Ces spécialités, préparées à base de produits du quotidien comme le pain, la farine, l’huile d’olive, le miel ou les œufs, rappellent qu’en Espagne, même en période de sobriété, les festivités savent toujours allier saveur, générosité et transmission.
Une semaine de grands départs… pour les Espagnols comme pour les Français 🧳
La Semana Santa en Espagne , c’est aussi une période de grands déplacements, qu’ils soient familiaux, touristiques ou culturels. Dans les médias espagnols, on parle même d’ « operación salida » ou de « gran escapada » !
En Espagne, les universités, les écoles et de nombreuses administrations ferment leurs portes. Beaucoup d’étudiants en profitent pour rentrer dans leur famille, parfois à l’autre bout du pays, pour partager ces fêtes avec leurs proches. D’autres Espagnols choisissent plutôt de partir en vacances, souvent dans le sud de la péninsule ou vers les îles, à la recherche de soleil et de douceur printanière.

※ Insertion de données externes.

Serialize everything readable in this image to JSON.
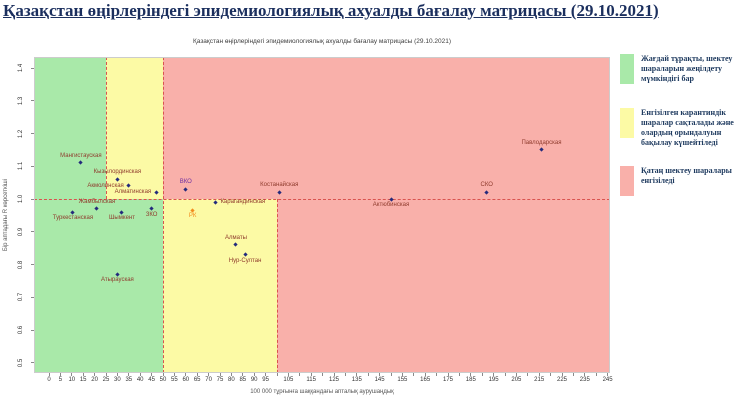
{
  "page_title": "Қазақстан өңірлеріндегі эпидемиологиялық ахуалды бағалау матрицасы  (29.10.2021)",
  "chart_data": {
    "type": "scatter",
    "title": "Қазақстан өңірлеріндегі эпидемиологиялық ахуалды бағалау матрицасы (29.10.2021)",
    "xlabel": "100 000 тұрғынға шаққандағы апталық аурушаңдық",
    "ylabel": "Бір аптадағы R көрсеткіші",
    "xlim": [
      -6.5,
      246.5
    ],
    "ylim": [
      0.47,
      1.43
    ],
    "x_major_ticks": [
      0,
      5,
      10,
      15,
      20,
      25,
      30,
      35,
      40,
      45,
      50,
      55,
      60,
      65,
      70,
      75,
      80,
      85,
      90,
      95,
      105,
      115,
      125,
      135,
      145,
      155,
      165,
      175,
      185,
      195,
      205,
      215,
      225,
      235,
      245
    ],
    "x_minor_ticks": {
      "start": 0,
      "end": 245,
      "step": 5
    },
    "y_ticks": [
      0.5,
      0.6,
      0.7,
      0.8,
      0.9,
      1.0,
      1.1,
      1.2,
      1.3,
      1.4
    ],
    "threshold_line_y": 1.0,
    "grid": false,
    "legend_position": "right",
    "boundary_color": "#d9534f",
    "zones": {
      "upper": [
        {
          "name": "green",
          "to": 25,
          "color": "#a9e9a9"
        },
        {
          "name": "yellow",
          "from": 25,
          "to": 50,
          "color": "#fcfaa5"
        },
        {
          "name": "red",
          "from": 50,
          "color": "#f9b0aa"
        }
      ],
      "lower": [
        {
          "name": "green",
          "to": 50,
          "color": "#a9e9a9"
        },
        {
          "name": "yellow",
          "from": 50,
          "to": 100,
          "color": "#fcfaa5"
        },
        {
          "name": "red",
          "from": 100,
          "color": "#f9b0aa"
        }
      ]
    },
    "dashed_boundaries": [
      {
        "x": 25,
        "span": "upper"
      },
      {
        "x": 50,
        "span": "full"
      },
      {
        "x": 100,
        "span": "lower"
      }
    ],
    "default_label_color": "#8f3b2d",
    "default_marker_color": "#232a7c",
    "points": [
      {
        "name": "Мангистауская",
        "x": 14,
        "y": 1.11,
        "label_pos": "above"
      },
      {
        "name": "Кызылординская",
        "x": 30,
        "y": 1.06,
        "label_pos": "above"
      },
      {
        "name": "Акмолинская",
        "x": 35,
        "y": 1.04,
        "label_pos": "left"
      },
      {
        "name": "Алматинская",
        "x": 47,
        "y": 1.02,
        "label_pos": "left"
      },
      {
        "name": "ВКО",
        "x": 60,
        "y": 1.03,
        "label_pos": "above",
        "label_color": "#7030a0"
      },
      {
        "name": "Костанайская",
        "x": 101,
        "y": 1.02,
        "label_pos": "above"
      },
      {
        "name": "Актюбинская",
        "x": 150,
        "y": 1.0,
        "label_pos": "below"
      },
      {
        "name": "СКО",
        "x": 192,
        "y": 1.02,
        "label_pos": "above"
      },
      {
        "name": "Павлодарская",
        "x": 216,
        "y": 1.15,
        "label_pos": "above"
      },
      {
        "name": "Жамбылская",
        "x": 21,
        "y": 0.97,
        "label_pos": "above"
      },
      {
        "name": "Туркестанская",
        "x": 10.5,
        "y": 0.96,
        "label_pos": "below"
      },
      {
        "name": "Шымкент",
        "x": 32,
        "y": 0.96,
        "label_pos": "below"
      },
      {
        "name": "ЗКО",
        "x": 45,
        "y": 0.97,
        "label_pos": "below"
      },
      {
        "name": "РК",
        "x": 63,
        "y": 0.965,
        "label_pos": "below",
        "label_color": "#f28c1e",
        "marker_color": "#f28c1e"
      },
      {
        "name": "Карагандинская",
        "x": 73,
        "y": 0.99,
        "label_pos": "right"
      },
      {
        "name": "Алматы",
        "x": 82,
        "y": 0.86,
        "label_pos": "above"
      },
      {
        "name": "Нур-Султан",
        "x": 86,
        "y": 0.83,
        "label_pos": "below"
      },
      {
        "name": "Атырауская",
        "x": 30,
        "y": 0.77,
        "label_pos": "below"
      }
    ]
  },
  "legend": {
    "items": [
      {
        "color": "#a9e9a9",
        "text": "Жағдай тұрақты, шектеу шараларын жеңілдету мүмкіндігі бар"
      },
      {
        "color": "#fcfaa5",
        "text": "Енгізілген карантиндік шаралар сақталады және олардың орындалуын бақылау күшейтіледі"
      },
      {
        "color": "#f9b0aa",
        "text": "Қатаң шектеу шаралары енгізіледі"
      }
    ]
  }
}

Pendant cette semaine, les grandes villes se vident partiellement, tandis que les zones côtières, les hauts lieux religieux et les villes emblématiques de la Semaine Sainte (comme Sevilla, Málaga, Granada, Valladolid, Zamora, Lorca ou Lleida) se remplissent de visiteurs. Parmi eux, on croise… de nombreux Français ! Chaque année, ils franchissent les Pyrénées pour profiter à la fois du climat, des traditions vivantes et de l’ambiance unique qui règne dans les rues. Soleil, ferveur populaire, accueil chaleureux : tous les ingrédients sont réunis pour quelques jours de vacances agréables… et pour mieux comprendre ce qui rend l’Espagne si attirante, aussi bien pour les touristes que pour les étudiants.
Vous pensiez que la Semana Santa en Espagne n’était qu’une série de processions religieuses?
Détrompez-vous ! C’est l’un des exemples de fêtes spectaculaires que l’Espagne sait organiser comme nulle part ailleurs. Ici, on ne fait jamais les choses à moitié : tout est préparé avec cœur, avec passion… et une énergie contagieuse qui se ressent toute l’année.
Et c’est aussi ce qui rend la vie en Espagne si agréable. On y trouve un vrai équilibre : des universités reconnues, un cadre de vie ensoleillé, et une énergie résolument positive. Pas étonnant que tant d’étudiants européens choisissent d’y poser leurs valises : en Espagne, on ne fait pas que travailler ou étudier… on vit pleinement.